The Yellow River (Huáng Hé 黄河) is the second longest river in China (after Yangtze River) and the sixth longest in the world. The river is 5464 km long and it drains at the Bohai Sea, a gulf of the Yellow Sea. The river is often called the "Mother River of China" and "the Cradle of the Chinese civilization" in China. In Chinese mythology, the river is home to the deity Hebo.
Yellow River
Source
The source of the Yellow River is located in the vast expanses of the highlands of Tibet, framed by relatively flat-looking mountains, about 200 kilometers north of the midpoint as the crow flies between Lhasa, the capital of the Tibet Autonomous Region, and Xining in the Tibetan-majority Amdo region. There it is located in the Bayankara Shan mountain range (south of Kunlun Shan) about 450 kilometers east of the headwaters of the Yangtze River, west of two lakes (Ngoring Tsho and Kyaring Tsho) and northwest of the Sea of Stars (Xingsuhai) - a rocky steppe-like area.
River
From its source, the Yellow River first crosses the two lakes Gyaring Tsho (Tsaring-nor) and Ngoring Tsho (Ngoring-nor) (34° 55′ 19″ N, 97° 30′ 43″ E34.921966666797.5119). It then flows mainly eastward under the Tibetan name Ma-chu (Tib. རྨ་ཆུ་, "River of the Peacock"; Chinese 瑪曲 / 玛曲, Mǎqū) in a zigzag course through a strongly winding high mountain valley, not far from the sacred mountain A'nyê Maqên.
Its further course then leads northwards, where it advances to the borders of Inner Mongolia. There it describes a huge arc around the Ordos Plateau until, now flowing south again, it flows into the reservoir of the Sanmenxia Dam. In this lake, the Wei He flows into it from the region of the ancient imperial city of Xi'an; this is the largest tributary of the Yellow River.

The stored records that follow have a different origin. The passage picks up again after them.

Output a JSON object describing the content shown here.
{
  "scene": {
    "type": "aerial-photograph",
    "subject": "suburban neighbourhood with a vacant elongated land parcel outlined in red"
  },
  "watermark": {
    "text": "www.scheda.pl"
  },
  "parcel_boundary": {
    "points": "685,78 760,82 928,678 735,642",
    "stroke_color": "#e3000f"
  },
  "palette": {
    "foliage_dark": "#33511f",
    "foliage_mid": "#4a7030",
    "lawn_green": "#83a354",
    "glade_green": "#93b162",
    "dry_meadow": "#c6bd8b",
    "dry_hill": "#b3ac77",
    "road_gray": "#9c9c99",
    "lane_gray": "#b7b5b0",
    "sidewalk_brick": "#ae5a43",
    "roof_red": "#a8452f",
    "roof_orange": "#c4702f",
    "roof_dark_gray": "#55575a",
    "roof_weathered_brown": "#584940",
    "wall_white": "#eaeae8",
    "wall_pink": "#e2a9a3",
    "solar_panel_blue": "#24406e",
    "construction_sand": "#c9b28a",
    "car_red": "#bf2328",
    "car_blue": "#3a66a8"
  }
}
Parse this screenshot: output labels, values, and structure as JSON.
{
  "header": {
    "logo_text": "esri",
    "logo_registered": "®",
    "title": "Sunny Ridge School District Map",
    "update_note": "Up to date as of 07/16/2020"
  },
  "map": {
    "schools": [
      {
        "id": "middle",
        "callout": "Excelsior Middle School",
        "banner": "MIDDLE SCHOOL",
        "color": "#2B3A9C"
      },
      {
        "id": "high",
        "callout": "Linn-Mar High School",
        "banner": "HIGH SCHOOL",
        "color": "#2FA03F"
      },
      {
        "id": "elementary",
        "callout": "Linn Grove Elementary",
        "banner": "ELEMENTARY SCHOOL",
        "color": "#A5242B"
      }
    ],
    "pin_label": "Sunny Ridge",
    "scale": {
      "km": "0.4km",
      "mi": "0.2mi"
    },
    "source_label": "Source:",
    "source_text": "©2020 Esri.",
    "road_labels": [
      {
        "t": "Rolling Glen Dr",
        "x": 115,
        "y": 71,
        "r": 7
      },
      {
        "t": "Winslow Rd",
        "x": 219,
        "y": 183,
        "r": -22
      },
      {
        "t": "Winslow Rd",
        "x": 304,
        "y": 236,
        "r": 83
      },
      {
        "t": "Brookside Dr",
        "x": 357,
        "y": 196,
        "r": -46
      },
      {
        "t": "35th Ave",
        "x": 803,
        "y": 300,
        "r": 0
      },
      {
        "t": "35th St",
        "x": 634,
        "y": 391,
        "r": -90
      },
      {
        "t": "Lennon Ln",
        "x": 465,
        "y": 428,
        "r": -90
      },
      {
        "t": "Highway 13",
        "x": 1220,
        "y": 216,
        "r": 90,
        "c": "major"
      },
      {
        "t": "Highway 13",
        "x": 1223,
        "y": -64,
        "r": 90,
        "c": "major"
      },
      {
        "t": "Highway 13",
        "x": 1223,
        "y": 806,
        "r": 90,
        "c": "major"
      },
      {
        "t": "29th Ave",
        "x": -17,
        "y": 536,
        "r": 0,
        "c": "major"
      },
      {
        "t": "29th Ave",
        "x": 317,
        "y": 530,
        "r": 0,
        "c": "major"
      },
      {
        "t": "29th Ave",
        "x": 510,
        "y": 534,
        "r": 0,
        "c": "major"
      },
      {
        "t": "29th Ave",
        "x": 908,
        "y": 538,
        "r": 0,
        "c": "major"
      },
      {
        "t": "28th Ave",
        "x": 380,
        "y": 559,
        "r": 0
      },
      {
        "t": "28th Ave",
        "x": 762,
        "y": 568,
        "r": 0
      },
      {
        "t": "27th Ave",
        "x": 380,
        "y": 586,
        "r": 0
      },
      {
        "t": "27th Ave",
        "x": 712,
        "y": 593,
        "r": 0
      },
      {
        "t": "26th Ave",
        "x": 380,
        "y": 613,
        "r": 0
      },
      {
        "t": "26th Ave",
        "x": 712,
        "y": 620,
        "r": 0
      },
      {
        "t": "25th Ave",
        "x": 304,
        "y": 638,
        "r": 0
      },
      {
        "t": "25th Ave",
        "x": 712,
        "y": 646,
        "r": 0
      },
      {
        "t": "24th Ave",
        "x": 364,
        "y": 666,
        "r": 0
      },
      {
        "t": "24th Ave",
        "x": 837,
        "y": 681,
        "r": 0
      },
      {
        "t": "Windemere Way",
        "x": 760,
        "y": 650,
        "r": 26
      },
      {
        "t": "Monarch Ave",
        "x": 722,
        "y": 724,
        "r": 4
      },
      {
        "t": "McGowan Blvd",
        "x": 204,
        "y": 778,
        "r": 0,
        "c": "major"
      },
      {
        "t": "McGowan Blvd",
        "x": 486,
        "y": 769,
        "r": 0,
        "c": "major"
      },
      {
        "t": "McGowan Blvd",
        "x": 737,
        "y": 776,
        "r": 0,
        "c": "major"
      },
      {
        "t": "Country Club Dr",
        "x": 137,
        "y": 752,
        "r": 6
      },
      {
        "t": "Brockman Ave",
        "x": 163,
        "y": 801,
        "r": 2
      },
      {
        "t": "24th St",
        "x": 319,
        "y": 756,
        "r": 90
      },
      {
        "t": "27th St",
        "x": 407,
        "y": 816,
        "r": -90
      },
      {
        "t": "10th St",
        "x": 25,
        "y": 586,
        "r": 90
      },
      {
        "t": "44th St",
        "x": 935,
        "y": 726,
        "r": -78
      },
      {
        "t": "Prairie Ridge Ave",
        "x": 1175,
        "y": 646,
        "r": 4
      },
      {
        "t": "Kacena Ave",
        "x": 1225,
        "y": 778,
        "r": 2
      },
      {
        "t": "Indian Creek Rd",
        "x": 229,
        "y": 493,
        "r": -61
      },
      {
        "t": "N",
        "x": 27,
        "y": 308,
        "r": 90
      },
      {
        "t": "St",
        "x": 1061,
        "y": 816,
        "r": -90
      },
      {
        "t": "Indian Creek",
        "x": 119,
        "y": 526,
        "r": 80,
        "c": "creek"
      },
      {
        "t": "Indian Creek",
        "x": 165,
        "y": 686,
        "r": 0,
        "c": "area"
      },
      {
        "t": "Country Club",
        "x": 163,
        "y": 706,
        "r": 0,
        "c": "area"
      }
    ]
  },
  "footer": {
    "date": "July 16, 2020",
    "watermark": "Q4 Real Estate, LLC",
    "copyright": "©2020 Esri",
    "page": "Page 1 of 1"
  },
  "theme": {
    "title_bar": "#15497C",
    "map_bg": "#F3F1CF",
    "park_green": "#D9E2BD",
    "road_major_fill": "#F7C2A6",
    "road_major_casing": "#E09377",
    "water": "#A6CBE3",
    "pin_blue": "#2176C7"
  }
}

North of the Funiushan Mountains, it turns 90° to the east. From there, the Yellow River flows consistently eastward across the Xiaolangdi Dam, crossing a loess plateau in Shaanxi and Shanxi provinces and gradually leaving the gorge-rich mountainous region.
About 45 km after the city of Kaifeng, the river turns northeast and flows through the lowland formed by its sediments. Just over 500 km beyond Kaifeng, the Huáng Hé reaches the Gulf of Bohai, a marginal area of the Yellow Sea, between Tianjin and the Shandong Peninsula.